Mayor: No connection between UES crane disasters
As the Manhattan district attorney launches a criminal probe of the crane collapse that killed two construction workers and seriously injured a third, Mayor Michael Bloomberg said yesterday the Friday accident appears unrelated to a March crane collapse that killed seven.
"It would appear that there is no connection whatsoever between the two accidents," Bloomberg said at a midtown hotel, after a speech to the Metropolitan Council on Jewish Poverty. "They're very different things."
That said, he confirmed investigations by city prosecutors, Department of Buildings and by the city's Department of Investigations.
Based on an initial investigation, "it would appear that they had all permits in place and that they had been inspected just two days before," the mayor said.
Bloomberg said residents initially evacuated from nearby buildings have since returned and others who are able to return to their apartments in the building that was struck should be back by midweek.
In the most recent accident, a tower crane on the Upper East Side snapped from its turntable some 200 feet above street level, causing its cab, boom and machine deck to fall south and crash into an apartment building across the street at 354 E. 91st St., authorities said.
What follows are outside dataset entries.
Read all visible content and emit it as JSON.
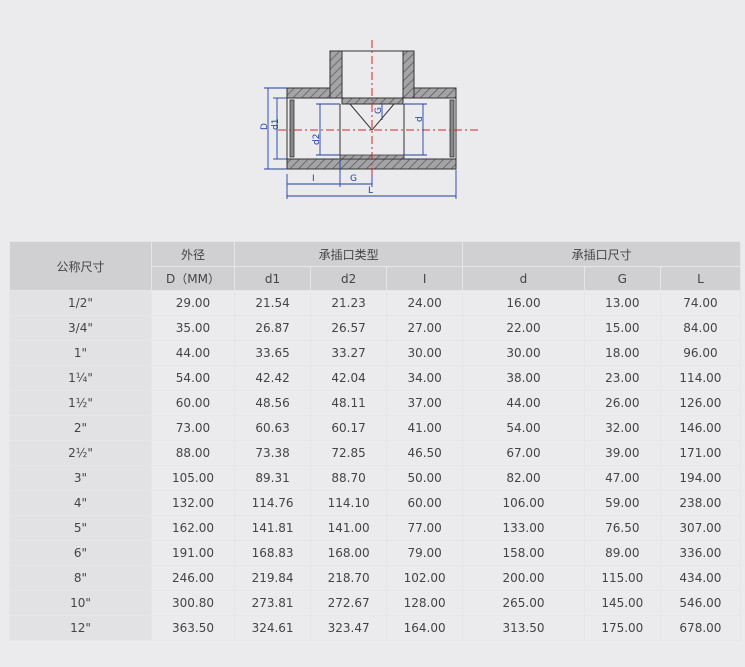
{
  "diagram": {
    "labels": {
      "D": "D",
      "d1": "d1",
      "d2": "d2",
      "G_vertical": "G",
      "d": "d",
      "I": "I",
      "G": "G",
      "L": "L"
    },
    "colors": {
      "body": "#9a9a9d",
      "hatch": "#5a5a5e",
      "outline": "#333333",
      "dim": "#1f3f9f",
      "center": "#d8252a"
    }
  },
  "table": {
    "header_nominal": "公称尺寸",
    "header_outer": "外径",
    "header_socket_type": "承插口类型",
    "header_socket_size": "承插口尺寸",
    "sub_headers": [
      "D（MM）",
      "d1",
      "d2",
      "I",
      "d",
      "G",
      "L"
    ],
    "rows": [
      [
        "1/2\"",
        "29.00",
        "21.54",
        "21.23",
        "24.00",
        "16.00",
        "13.00",
        "74.00"
      ],
      [
        "3/4\"",
        "35.00",
        "26.87",
        "26.57",
        "27.00",
        "22.00",
        "15.00",
        "84.00"
      ],
      [
        "1\"",
        "44.00",
        "33.65",
        "33.27",
        "30.00",
        "30.00",
        "18.00",
        "96.00"
      ],
      [
        "1¼\"",
        "54.00",
        "42.42",
        "42.04",
        "34.00",
        "38.00",
        "23.00",
        "114.00"
      ],
      [
        "1½\"",
        "60.00",
        "48.56",
        "48.11",
        "37.00",
        "44.00",
        "26.00",
        "126.00"
      ],
      [
        "2\"",
        "73.00",
        "60.63",
        "60.17",
        "41.00",
        "54.00",
        "32.00",
        "146.00"
      ],
      [
        "2½\"",
        "88.00",
        "73.38",
        "72.85",
        "46.50",
        "67.00",
        "39.00",
        "171.00"
      ],
      [
        "3\"",
        "105.00",
        "89.31",
        "88.70",
        "50.00",
        "82.00",
        "47.00",
        "194.00"
      ],
      [
        "4\"",
        "132.00",
        "114.76",
        "114.10",
        "60.00",
        "106.00",
        "59.00",
        "238.00"
      ],
      [
        "5\"",
        "162.00",
        "141.81",
        "141.00",
        "77.00",
        "133.00",
        "76.50",
        "307.00"
      ],
      [
        "6\"",
        "191.00",
        "168.83",
        "168.00",
        "79.00",
        "158.00",
        "89.00",
        "336.00"
      ],
      [
        "8\"",
        "246.00",
        "219.84",
        "218.70",
        "102.00",
        "200.00",
        "115.00",
        "434.00"
      ],
      [
        "10\"",
        "300.80",
        "273.81",
        "272.67",
        "128.00",
        "265.00",
        "145.00",
        "546.00"
      ],
      [
        "12\"",
        "363.50",
        "324.61",
        "323.47",
        "164.00",
        "313.50",
        "175.00",
        "678.00"
      ]
    ]
  }
}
That comes two months after a March 15 accident on East 51st Street, in which a steel collar being installed around a crane fell, striking loose another collar below and crashing the crane into a building on which it was working and leveling a town house.
In the wake of the recent accident, all tower crane operations were suspended until today and four cranes similar to the one that collapsed Friday indefinitely had work suspended pending an investigation.
Two workers -- Donald Leo, 30, and Ramadan Kurtaj, 27 -- were killed in Friday's accident and a third, Simeon Alexis, remained hospitalized in serious condition with a chest injury.